As with other types of whales, including orca, sub-populations of the same species can develop highly distinct behaviour patterns, which has led some biologists to describe these differences as “cultural”.
There are two known sub-species of the larger Bryde’s whales — also filter feeders — that grow up to 17 metres (55 feet) in length.
Japan stopped hunting Bryde’s in 1987, but re-authorised yearly catches in international waters of 50 individuals starting in 2000, again for supposedly “scientific” research.
The North Pacific population — found mostly in the middle range of Japan’s exclusive economic zone — was recently estimated at just over 26,000 by the IWC’s scientific committee.

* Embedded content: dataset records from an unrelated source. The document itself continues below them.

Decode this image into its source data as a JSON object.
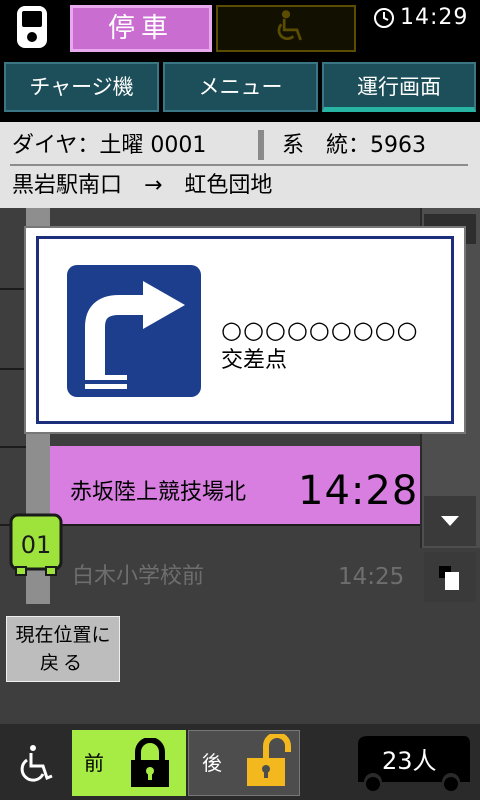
{
  "status": {
    "stop_label": "停車",
    "time": "14:29",
    "icons": {
      "bus": "bus-front-icon",
      "wheelchair": "wheelchair-icon",
      "clock": "clock-icon"
    }
  },
  "tabs": [
    {
      "label": "チャージ機"
    },
    {
      "label": "メニュー"
    },
    {
      "label": "運行画面"
    }
  ],
  "info": {
    "diagram": "ダイヤ：土曜 0001",
    "system": "系　統：5963",
    "route": "黒岩駅南口　→　虹色団地"
  },
  "popup": {
    "icon": "turn-right-sign-icon",
    "line1": "○○○○○○○○○",
    "line2": "交差点"
  },
  "stops": [
    {
      "name": "赤坂陸上競技場北",
      "time": "14:28",
      "state": "current"
    },
    {
      "name": "白木小学校前",
      "time": "14:25",
      "state": "next"
    }
  ],
  "bus_marker": {
    "label": "01"
  },
  "buttons": {
    "current_position": [
      "現在位置に",
      "戻る"
    ],
    "front_door": "前",
    "rear_door": "後"
  },
  "passengers": "23人",
  "colors": {
    "stop_badge": "#c96ed0",
    "current_stop": "#d77ee0",
    "front_door_active": "#a6ec44",
    "lock_yellow": "#f2b81d",
    "tab": "#1d4f5a",
    "active_tab_underline": "#27b4a2",
    "sign_blue": "#1d3e8c"
  }
}
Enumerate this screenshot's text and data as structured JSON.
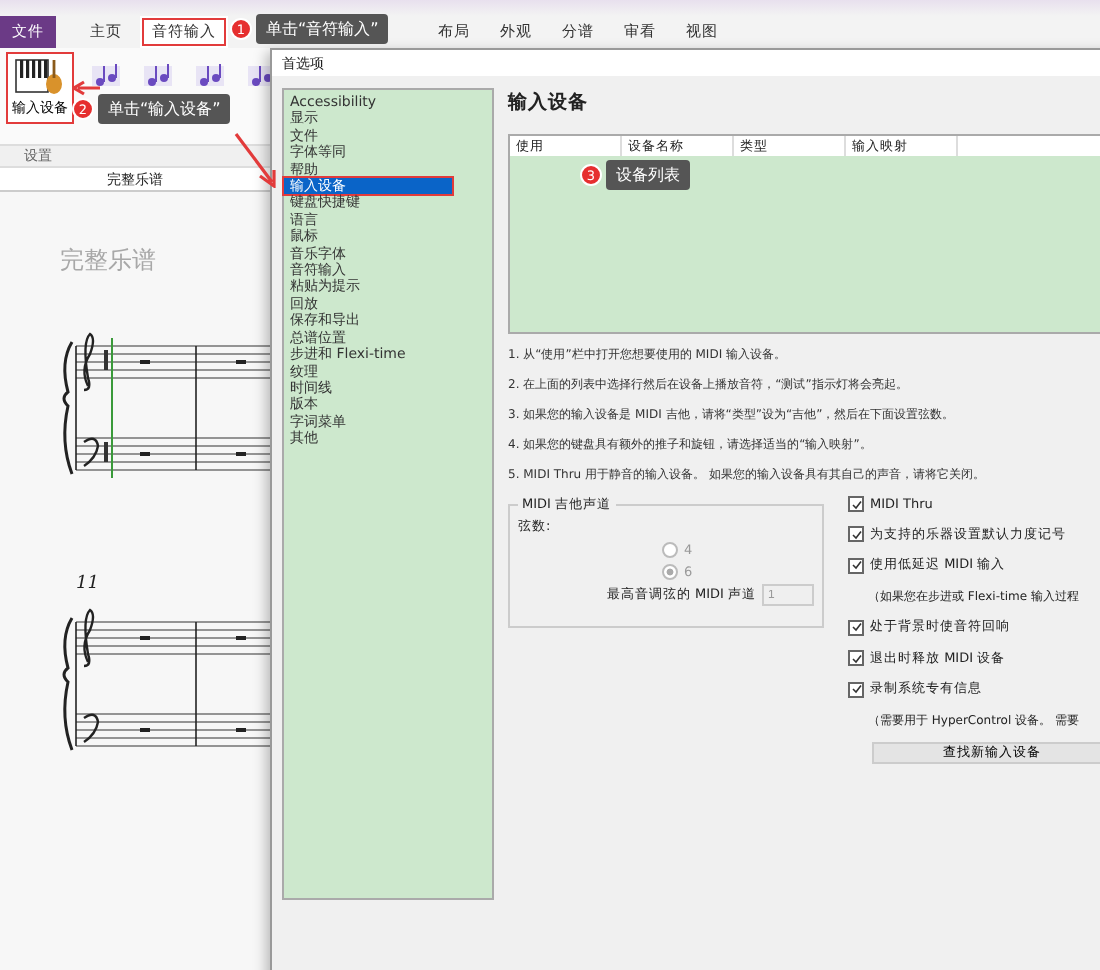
{
  "menu_tabs": [
    {
      "label": "文件",
      "kind": "file",
      "selected": false
    },
    {
      "label": "主页",
      "kind": "tab",
      "selected": false
    },
    {
      "label": "音符输入",
      "kind": "tab",
      "selected": true
    },
    {
      "label": "布局",
      "kind": "tab",
      "selected": false
    },
    {
      "label": "外观",
      "kind": "tab",
      "selected": false
    },
    {
      "label": "分谱",
      "kind": "tab",
      "selected": false
    },
    {
      "label": "审看",
      "kind": "tab",
      "selected": false
    },
    {
      "label": "视图",
      "kind": "tab",
      "selected": false
    }
  ],
  "ribbon": {
    "input_device_button": "输入设备",
    "group_label": "设置"
  },
  "document_tab": "完整乐谱",
  "score": {
    "title": "完整乐谱",
    "measure_number": "11"
  },
  "callouts": [
    {
      "number": "1",
      "text": "单击“音符输入”"
    },
    {
      "number": "2",
      "text": "单击“输入设备”"
    },
    {
      "number": "3",
      "text": "设备列表"
    }
  ],
  "dialog": {
    "title": "首选项",
    "categories": [
      {
        "label": "Accessibility",
        "selected": false
      },
      {
        "label": "显示",
        "selected": false
      },
      {
        "label": "文件",
        "selected": false
      },
      {
        "label": "字体等同",
        "selected": false
      },
      {
        "label": "帮助",
        "selected": false
      },
      {
        "label": "输入设备",
        "selected": true
      },
      {
        "label": "键盘快捷键",
        "selected": false
      },
      {
        "label": "语言",
        "selected": false
      },
      {
        "label": "鼠标",
        "selected": false
      },
      {
        "label": "音乐字体",
        "selected": false
      },
      {
        "label": "音符输入",
        "selected": false
      },
      {
        "label": "粘贴为提示",
        "selected": false
      },
      {
        "label": "回放",
        "selected": false
      },
      {
        "label": "保存和导出",
        "selected": false
      },
      {
        "label": "总谱位置",
        "selected": false
      },
      {
        "label": "步进和 Flexi-time",
        "selected": false
      },
      {
        "label": "纹理",
        "selected": false
      },
      {
        "label": "时间线",
        "selected": false
      },
      {
        "label": "版本",
        "selected": false
      },
      {
        "label": "字词菜单",
        "selected": false
      },
      {
        "label": "其他",
        "selected": false
      }
    ],
    "heading": "输入设备",
    "table_columns": [
      "使用",
      "设备名称",
      "类型",
      "输入映射"
    ],
    "instructions": [
      "1. 从“使用”栏中打开您想要使用的 MIDI 输入设备。",
      "2. 在上面的列表中选择行然后在设备上播放音符，“测试”指示灯将会亮起。",
      "3. 如果您的输入设备是 MIDI 吉他，请将“类型”设为“吉他”，然后在下面设置弦数。",
      "4. 如果您的键盘具有额外的推子和旋钮，请选择适当的“输入映射”。",
      "5. MIDI Thru 用于静音的输入设备。 如果您的输入设备具有其自己的声音，请将它关闭。"
    ],
    "guitar_group": {
      "title": "MIDI 吉他声道",
      "strings_label": "弦数:",
      "radios": [
        {
          "label": "4",
          "selected": false
        },
        {
          "label": "6",
          "selected": true
        }
      ],
      "channel_label": "最高音调弦的 MIDI 声道",
      "channel_value": "1"
    },
    "options": [
      {
        "kind": "checkbox",
        "label": "MIDI Thru",
        "checked": true
      },
      {
        "kind": "checkbox",
        "label": "为支持的乐器设置默认力度记号",
        "checked": true
      },
      {
        "kind": "checkbox",
        "label": "使用低延迟 MIDI 输入",
        "checked": true
      },
      {
        "kind": "note",
        "label": "（如果您在步进或 Flexi-time 输入过程"
      },
      {
        "kind": "checkbox",
        "label": "处于背景时使音符回响",
        "checked": true
      },
      {
        "kind": "checkbox",
        "label": "退出时释放 MIDI 设备",
        "checked": true
      },
      {
        "kind": "checkbox",
        "label": "录制系统专有信息",
        "checked": true
      },
      {
        "kind": "note",
        "label": "（需要用于 HyperControl 设备。 需要"
      },
      {
        "kind": "button",
        "label": "查找新输入设备"
      }
    ]
  }
}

The other sub-species is found in Japan’s southern waters and supports a local whale-watching industry. Also known as Eden’s whale, they number just under 170, according to a 20-year old stocktake, Cooke said.
For the endangered Sei whale, experts disagree on how to characterise its population.
“Japanese scientists insist that there is only one (population) in the whole North Pacific,” said Cooke. “But they have only collected data from the offshore area.”
A competing hypothesis is that the region is home to five distinct populations, including one along the western coast that will now be hunted for its meat.
The latest estimate for this sub-group is about 400, Cook said.